GPs are more likely to prescribe antibiotics when there is uncertainty about a diagnosis on a “just in case” basis. The researchers wanted to find out whether having access to real time information on infectious diseases circulating in their local area could help them make better decisions about diagnosis, and therefore treatment.

In a study funded by the National Institute for Health Research’s School for Primary Care Research and published in Family Practice, the researchers identified surveillance systems in the US, Canada, New Zealand, Spain and Norway that use weekly or daily emails or faxes to share locally relevant information on circulating illnesses to primary care centres. One of the systems was embedded in the electronic health record.

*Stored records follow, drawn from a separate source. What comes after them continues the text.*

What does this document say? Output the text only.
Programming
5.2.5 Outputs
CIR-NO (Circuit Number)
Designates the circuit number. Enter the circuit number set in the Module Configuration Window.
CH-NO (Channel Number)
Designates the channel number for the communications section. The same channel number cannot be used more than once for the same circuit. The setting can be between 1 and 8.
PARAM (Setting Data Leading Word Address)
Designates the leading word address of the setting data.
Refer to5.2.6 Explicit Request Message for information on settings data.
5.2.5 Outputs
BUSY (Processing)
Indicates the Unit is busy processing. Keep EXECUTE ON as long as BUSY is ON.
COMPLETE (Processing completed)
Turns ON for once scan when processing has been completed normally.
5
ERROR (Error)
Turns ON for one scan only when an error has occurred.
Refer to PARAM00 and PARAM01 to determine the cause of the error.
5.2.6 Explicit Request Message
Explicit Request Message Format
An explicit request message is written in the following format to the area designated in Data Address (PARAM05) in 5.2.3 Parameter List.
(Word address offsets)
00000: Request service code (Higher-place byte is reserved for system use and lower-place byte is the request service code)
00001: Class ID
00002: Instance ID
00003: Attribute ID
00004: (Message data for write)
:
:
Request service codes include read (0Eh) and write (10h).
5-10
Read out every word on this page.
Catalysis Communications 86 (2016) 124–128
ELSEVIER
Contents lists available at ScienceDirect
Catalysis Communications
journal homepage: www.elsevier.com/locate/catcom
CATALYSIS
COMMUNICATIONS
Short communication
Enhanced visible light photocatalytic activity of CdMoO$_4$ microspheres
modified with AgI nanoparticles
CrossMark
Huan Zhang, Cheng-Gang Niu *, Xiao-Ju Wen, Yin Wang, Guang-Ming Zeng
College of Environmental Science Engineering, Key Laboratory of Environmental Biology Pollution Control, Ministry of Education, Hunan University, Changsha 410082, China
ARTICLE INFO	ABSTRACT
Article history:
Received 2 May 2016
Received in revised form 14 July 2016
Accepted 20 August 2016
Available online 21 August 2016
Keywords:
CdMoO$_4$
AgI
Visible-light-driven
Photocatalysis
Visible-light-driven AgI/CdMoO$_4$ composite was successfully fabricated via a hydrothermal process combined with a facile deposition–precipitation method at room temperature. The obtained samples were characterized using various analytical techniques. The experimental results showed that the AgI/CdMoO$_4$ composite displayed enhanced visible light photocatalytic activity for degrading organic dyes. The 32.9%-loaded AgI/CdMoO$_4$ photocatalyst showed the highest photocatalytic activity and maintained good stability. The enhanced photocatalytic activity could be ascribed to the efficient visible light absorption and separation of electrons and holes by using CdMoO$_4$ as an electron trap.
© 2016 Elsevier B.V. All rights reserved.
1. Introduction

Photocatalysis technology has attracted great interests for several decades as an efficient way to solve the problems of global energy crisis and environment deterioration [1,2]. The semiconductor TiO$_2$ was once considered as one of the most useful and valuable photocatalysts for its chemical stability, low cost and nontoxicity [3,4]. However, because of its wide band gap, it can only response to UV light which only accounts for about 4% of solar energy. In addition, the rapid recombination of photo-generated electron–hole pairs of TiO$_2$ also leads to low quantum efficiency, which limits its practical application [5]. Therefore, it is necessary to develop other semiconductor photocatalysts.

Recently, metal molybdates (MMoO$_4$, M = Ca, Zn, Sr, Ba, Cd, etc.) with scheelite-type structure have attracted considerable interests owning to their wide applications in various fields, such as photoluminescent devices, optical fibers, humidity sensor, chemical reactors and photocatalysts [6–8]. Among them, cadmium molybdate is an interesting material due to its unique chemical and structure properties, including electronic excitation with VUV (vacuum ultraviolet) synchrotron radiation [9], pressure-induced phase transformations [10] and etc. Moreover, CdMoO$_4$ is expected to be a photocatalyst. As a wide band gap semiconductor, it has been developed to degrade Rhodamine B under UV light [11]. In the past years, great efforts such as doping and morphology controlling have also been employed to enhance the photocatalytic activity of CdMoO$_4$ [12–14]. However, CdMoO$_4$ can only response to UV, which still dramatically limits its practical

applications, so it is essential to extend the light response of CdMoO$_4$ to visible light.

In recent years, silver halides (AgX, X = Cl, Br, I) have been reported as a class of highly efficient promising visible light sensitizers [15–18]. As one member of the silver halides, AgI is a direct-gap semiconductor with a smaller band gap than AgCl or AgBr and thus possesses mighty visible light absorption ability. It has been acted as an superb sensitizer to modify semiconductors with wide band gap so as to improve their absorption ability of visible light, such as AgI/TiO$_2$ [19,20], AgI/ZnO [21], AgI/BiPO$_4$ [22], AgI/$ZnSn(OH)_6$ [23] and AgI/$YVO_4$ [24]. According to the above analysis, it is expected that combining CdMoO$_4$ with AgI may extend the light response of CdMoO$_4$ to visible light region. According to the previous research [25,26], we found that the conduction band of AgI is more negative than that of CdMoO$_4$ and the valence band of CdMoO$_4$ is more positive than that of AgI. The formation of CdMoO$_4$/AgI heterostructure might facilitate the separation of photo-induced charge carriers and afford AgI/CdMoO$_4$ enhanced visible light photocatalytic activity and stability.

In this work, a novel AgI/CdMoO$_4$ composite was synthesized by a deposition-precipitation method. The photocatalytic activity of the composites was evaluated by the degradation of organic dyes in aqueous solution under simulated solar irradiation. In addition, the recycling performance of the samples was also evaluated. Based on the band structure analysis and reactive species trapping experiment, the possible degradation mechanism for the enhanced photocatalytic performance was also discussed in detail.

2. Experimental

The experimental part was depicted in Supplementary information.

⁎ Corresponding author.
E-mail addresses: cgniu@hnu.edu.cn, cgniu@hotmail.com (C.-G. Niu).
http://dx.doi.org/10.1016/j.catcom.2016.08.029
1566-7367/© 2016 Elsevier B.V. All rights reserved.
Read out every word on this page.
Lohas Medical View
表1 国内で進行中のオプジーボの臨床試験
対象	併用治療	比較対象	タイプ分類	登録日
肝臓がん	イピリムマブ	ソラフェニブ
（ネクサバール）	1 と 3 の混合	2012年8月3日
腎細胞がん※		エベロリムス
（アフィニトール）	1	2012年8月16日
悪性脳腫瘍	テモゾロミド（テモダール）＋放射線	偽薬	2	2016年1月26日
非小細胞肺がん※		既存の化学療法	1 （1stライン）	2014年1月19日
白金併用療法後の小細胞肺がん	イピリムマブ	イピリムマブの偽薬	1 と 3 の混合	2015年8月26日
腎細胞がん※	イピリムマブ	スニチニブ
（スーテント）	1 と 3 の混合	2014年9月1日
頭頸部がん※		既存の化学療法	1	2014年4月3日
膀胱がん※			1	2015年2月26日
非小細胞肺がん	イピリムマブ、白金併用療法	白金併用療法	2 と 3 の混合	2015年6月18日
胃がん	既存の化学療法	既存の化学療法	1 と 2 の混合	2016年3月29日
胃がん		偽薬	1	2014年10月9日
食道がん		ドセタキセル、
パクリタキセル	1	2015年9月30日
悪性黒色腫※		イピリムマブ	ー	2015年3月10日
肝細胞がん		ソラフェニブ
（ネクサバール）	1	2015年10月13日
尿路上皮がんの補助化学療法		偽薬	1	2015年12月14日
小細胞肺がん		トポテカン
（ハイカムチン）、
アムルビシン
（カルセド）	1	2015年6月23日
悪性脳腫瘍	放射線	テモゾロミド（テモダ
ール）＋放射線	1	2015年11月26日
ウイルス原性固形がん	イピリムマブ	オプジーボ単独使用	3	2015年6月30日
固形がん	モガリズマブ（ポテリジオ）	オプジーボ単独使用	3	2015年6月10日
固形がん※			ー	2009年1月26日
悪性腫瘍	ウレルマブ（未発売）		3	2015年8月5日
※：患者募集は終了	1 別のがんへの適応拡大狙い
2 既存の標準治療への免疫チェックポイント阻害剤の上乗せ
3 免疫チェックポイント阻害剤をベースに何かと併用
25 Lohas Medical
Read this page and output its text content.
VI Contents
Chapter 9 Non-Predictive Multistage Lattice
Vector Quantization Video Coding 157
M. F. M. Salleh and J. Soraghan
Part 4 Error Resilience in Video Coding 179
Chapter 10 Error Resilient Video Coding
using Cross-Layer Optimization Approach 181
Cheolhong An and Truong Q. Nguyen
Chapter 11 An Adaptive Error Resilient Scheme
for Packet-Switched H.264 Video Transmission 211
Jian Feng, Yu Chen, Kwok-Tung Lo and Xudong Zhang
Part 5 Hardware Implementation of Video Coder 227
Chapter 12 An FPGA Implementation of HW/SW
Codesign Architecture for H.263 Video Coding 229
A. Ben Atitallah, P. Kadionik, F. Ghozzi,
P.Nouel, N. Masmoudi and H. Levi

The University of Bristol reports their review found evidence that these systems could be effective in reducing antibiotic prescribing. One observational study showed an over two thirds reduction in antibiotic prescribing for upper respiratory tract infections from 26.4% to 8.6%. Another, a randomised controlled trial, showed an absolute reduction of antibiotic prescribing by 5.1% during a period of moderate influenza.

Alastair Hay, Professor of Primary Care at the University of Bristol who led the study, said “Our research shows promising evidence that adopting a local real-time infectious disease surveillance system in the UK could help GPs reduce unnecessary antibiotic prescribing. It would be especially useful in cases where diagnosis is uncertain, for example in children presenting with symptoms of respiratory infection. If it is known that a viral infection is circulating locally, then a GP could include that information in their decision-making about diagnosis and how to treat. In an Editorial published in the British Journal of General Practice today, we have set out our vision of how such a system might work. Although we don’t currently have such a system in the UK, many of the necessary elements to introduce one are already in place. Any proposed system would have to undergo rigorous evaluation first to establish its clinical and cost-effectiveness, as well as any possible unintended harmful effects.”